I have a dataframe correspond on frequency of each variable (example:variable 1 appear 1984 times and variable 2 appear 974 ...)
dff<-data.frame(Var1=c(1 ,2 ,3 ,4 ,5 ,6 ,7 ,8 ,9 ,10 ,11, 12 ,13 ,14 ,15 ,16 ,27, 30 ,35 ,36 ,38 ,39 ,40 ,41), Freq=c(1984, 974, 464 , 251 , 127 , 83 , 45 , 26 , 16 , 12 , 9 , 5 , 5 , 2 ,3 , 1 , 1 , 1 , 1 , 2 , 5,4,2,1))
plot(dff$Var1,log(dff$Freq))
as we see in the picture, there is a linear regression,
I just want to find a method that can fit only the regression part where the linear fit intersect the x axis.

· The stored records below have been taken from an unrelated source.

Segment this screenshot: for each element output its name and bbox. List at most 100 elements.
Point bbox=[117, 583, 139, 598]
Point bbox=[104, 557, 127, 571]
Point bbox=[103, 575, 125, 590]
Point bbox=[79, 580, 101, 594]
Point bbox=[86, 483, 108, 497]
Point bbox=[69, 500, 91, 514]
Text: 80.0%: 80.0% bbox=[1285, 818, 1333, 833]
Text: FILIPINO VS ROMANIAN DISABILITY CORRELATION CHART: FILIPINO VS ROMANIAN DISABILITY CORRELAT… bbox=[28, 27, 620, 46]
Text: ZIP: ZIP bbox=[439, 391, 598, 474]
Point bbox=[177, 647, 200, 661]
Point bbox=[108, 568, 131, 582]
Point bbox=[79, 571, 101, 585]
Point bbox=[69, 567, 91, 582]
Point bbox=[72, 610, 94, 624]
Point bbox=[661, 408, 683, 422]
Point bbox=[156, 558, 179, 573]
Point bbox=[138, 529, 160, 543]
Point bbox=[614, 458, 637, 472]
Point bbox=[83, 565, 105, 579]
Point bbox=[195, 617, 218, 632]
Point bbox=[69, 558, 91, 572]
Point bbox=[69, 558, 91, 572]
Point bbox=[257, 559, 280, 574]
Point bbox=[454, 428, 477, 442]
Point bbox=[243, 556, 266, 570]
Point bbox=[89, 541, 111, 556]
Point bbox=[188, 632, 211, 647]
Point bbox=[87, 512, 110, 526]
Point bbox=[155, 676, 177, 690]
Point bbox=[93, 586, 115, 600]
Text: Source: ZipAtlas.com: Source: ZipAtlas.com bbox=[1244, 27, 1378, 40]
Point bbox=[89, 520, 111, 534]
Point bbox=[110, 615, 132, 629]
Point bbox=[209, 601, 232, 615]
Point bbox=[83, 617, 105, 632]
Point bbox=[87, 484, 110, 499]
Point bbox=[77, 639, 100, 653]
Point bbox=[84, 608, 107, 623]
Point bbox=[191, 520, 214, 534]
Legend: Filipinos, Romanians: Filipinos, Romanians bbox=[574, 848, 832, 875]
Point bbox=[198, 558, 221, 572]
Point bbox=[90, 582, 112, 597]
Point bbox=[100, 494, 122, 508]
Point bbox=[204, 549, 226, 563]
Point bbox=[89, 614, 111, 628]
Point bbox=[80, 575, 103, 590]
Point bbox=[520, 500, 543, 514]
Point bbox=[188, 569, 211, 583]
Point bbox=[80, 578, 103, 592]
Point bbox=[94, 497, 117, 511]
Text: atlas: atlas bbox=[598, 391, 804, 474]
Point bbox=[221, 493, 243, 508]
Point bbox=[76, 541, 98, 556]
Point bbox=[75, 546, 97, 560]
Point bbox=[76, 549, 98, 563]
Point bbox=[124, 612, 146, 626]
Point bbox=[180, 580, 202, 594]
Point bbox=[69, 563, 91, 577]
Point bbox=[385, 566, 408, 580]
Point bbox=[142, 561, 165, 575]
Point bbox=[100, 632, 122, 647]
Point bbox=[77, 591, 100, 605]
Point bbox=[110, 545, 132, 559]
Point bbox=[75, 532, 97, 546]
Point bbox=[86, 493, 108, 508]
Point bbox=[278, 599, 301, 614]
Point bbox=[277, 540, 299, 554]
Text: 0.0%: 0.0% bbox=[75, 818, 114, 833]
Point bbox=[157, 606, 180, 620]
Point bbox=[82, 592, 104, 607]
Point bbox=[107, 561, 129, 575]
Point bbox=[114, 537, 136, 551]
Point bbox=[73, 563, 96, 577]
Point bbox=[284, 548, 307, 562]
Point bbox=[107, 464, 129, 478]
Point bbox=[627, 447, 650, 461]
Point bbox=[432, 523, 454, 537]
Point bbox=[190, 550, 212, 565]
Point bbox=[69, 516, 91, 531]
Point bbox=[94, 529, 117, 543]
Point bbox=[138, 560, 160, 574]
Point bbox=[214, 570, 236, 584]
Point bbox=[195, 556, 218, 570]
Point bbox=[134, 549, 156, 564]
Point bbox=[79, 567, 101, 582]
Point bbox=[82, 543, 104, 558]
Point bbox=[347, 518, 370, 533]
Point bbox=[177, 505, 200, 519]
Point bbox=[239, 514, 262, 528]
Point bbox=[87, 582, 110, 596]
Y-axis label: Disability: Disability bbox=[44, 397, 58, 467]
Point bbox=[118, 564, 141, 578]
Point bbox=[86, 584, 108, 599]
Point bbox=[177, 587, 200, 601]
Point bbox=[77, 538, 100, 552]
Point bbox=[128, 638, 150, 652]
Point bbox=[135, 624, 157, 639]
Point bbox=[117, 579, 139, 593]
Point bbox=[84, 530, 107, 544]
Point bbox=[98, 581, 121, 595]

because, I need to extract the other points that are not fitted in the linear fit (points after dff$Var1=20
) that is mean is not a noise point
What about this:
plot(dff$Var1, log(dff$Freq))
lr <- lm(log(Freq) ~ Var1, data = dff[dff$Var1 < 20, ])
abline(lr)
The cutoff point is 20. But you can vary it according to what you are doing.
If you want to calculate
where the linear fit intersect the x axis.
Get the coefficients:
coef(lr)
(Intercept) Var1
7.4636699 -0.4741615
And solve the equation 7.4636699 + Var1*(-0.4741615) = 0.